Этот диалог — как многие в «Острых козырьках» — обладает двойным значением: прямым и переносным. Бывшая бирмингемская шлюха, а ныне уважаемая леди и законная супруга мистера Томаса Шелби Элизабет, напоминает тому о необходимости носить медицинскую маску. Ничего сверхактуального, банальная частная драма: у их маленькой дочери туберкулез, «скоротечная чахотка», лекарства в 1934 году нет, а марлевые повязки есть. Делаем, что можем. Но Томас Шелби лжет и не скрывает этого: никакой медицинской маски на нем нет. Есть другая, и давно, это правда. Маска, которую ему, вольнолюбивому английскому цыгану-полукровке, ветерану Первой мировой, бандиту, убийце, торговцу опиумом и члену британского парламента (в этой примерно последовательности), приходится носить, чтобы скрыть тот факт, что он, Томми Шелби, «острый козырек» и член лейбористской партии, вступил в смертельную схватку с чернорубашечниками. Британскими, разумеется. Сторонниками Освальда Мосли и им самим, их вождем. Томми — злодей, пропащая душа, ходячий труп, «мертвец в отпуску». Это значит, что у него может получиться. Добро пожаловать в шестой сезон.
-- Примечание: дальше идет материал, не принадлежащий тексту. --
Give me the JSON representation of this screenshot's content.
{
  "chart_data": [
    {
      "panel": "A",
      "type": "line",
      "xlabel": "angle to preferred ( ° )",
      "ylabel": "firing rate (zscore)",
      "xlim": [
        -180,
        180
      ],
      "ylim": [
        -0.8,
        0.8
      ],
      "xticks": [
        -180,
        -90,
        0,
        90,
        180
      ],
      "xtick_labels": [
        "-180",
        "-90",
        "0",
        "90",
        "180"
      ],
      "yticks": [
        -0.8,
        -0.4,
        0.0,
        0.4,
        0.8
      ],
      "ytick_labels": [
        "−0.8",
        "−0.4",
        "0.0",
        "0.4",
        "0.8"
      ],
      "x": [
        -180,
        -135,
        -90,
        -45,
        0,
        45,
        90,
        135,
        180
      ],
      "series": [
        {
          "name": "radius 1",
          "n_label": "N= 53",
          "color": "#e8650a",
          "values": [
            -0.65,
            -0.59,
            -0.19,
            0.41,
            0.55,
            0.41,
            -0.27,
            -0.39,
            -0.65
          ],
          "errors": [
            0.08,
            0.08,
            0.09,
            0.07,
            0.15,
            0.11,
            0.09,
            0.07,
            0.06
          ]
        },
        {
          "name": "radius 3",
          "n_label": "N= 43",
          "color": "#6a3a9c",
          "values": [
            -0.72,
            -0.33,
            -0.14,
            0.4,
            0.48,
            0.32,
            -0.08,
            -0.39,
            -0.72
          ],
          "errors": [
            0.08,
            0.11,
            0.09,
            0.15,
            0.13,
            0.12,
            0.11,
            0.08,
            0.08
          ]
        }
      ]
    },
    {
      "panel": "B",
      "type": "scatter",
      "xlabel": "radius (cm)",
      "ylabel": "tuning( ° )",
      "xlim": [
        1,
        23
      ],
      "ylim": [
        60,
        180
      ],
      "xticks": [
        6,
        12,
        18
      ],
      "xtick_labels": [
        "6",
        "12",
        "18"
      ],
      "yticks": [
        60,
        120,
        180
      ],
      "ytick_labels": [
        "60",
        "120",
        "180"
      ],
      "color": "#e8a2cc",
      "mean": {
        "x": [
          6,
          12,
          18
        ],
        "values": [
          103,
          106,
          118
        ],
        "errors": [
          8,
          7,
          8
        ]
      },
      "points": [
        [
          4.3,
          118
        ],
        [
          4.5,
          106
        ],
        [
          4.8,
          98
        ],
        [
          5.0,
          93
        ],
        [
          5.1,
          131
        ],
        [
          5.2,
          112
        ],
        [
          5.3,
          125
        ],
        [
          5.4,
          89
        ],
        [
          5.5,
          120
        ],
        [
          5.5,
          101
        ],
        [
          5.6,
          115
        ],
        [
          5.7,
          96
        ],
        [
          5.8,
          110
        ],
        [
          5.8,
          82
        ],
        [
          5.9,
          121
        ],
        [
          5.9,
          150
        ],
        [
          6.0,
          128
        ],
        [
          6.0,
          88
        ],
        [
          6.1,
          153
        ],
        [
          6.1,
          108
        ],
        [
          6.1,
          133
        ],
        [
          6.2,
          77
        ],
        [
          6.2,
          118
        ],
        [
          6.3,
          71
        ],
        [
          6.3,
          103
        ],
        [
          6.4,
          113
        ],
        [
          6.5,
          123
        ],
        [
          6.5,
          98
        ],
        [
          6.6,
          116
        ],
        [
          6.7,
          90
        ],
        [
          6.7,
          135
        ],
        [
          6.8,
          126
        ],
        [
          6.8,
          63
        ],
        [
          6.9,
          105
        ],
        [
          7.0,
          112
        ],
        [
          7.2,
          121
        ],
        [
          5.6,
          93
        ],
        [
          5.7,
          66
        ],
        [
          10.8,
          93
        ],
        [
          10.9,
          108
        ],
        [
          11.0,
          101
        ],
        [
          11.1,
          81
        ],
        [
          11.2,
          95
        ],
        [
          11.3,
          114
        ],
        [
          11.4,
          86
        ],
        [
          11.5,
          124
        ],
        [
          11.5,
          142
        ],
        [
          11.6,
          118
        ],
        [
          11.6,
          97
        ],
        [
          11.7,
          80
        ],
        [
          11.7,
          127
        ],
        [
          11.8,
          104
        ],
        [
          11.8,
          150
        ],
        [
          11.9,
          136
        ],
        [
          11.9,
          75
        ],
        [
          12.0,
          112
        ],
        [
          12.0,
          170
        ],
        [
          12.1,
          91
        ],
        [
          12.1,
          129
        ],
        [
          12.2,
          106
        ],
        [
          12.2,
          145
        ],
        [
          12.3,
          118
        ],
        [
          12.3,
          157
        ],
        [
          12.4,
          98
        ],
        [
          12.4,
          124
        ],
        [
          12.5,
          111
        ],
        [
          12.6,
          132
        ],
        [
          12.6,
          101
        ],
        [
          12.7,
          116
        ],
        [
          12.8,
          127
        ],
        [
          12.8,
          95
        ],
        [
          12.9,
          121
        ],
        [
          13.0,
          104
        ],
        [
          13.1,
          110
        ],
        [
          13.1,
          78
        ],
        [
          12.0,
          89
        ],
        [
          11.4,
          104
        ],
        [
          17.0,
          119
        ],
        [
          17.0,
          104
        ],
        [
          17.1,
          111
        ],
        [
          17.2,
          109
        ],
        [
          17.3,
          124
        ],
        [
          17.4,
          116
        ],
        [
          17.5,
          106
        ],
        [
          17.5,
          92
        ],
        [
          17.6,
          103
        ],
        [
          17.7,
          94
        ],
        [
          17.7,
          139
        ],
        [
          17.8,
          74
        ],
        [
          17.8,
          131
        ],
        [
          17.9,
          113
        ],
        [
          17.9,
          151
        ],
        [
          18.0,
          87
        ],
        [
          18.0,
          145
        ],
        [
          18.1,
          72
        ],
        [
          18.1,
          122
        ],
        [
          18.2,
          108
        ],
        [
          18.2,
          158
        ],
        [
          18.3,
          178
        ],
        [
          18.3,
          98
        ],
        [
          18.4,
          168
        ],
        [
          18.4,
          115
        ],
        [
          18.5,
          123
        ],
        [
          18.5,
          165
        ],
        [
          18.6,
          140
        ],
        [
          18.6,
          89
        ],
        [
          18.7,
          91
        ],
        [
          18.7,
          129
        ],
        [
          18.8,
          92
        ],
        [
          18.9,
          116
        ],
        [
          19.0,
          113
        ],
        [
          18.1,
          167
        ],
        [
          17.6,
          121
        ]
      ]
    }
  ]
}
«Острые козырьки» Стивена Найта с самого начала были «теневой стороной» официально утешительных британских телевизионных колоссов вроде «Аббатства Даунтон»: почти тот же период всемирной истории (война, экономические кризисы 1925-го и 1929-го, Великая депрессия, война за независимость в Ирландии и т.д.), однако не глазами аристократов и их слуг, а глазами «отбросов общества», криминальных элементов. Другой взгляд, недобрый, с характерным прищуром, менее сентиментальный, зато неизмеримо более романтичный. Во всяком случае, игры со стилем (от ранних 1920-х до поздних 1930-х) получаются столь же азартными и увлекательными: на каждый великосветский сэндвич с огурцом сыщется бритвочка, зашитая в твидовую кепочку. И то, и другое «имеет вид», как говорил известный эксперт по стилю.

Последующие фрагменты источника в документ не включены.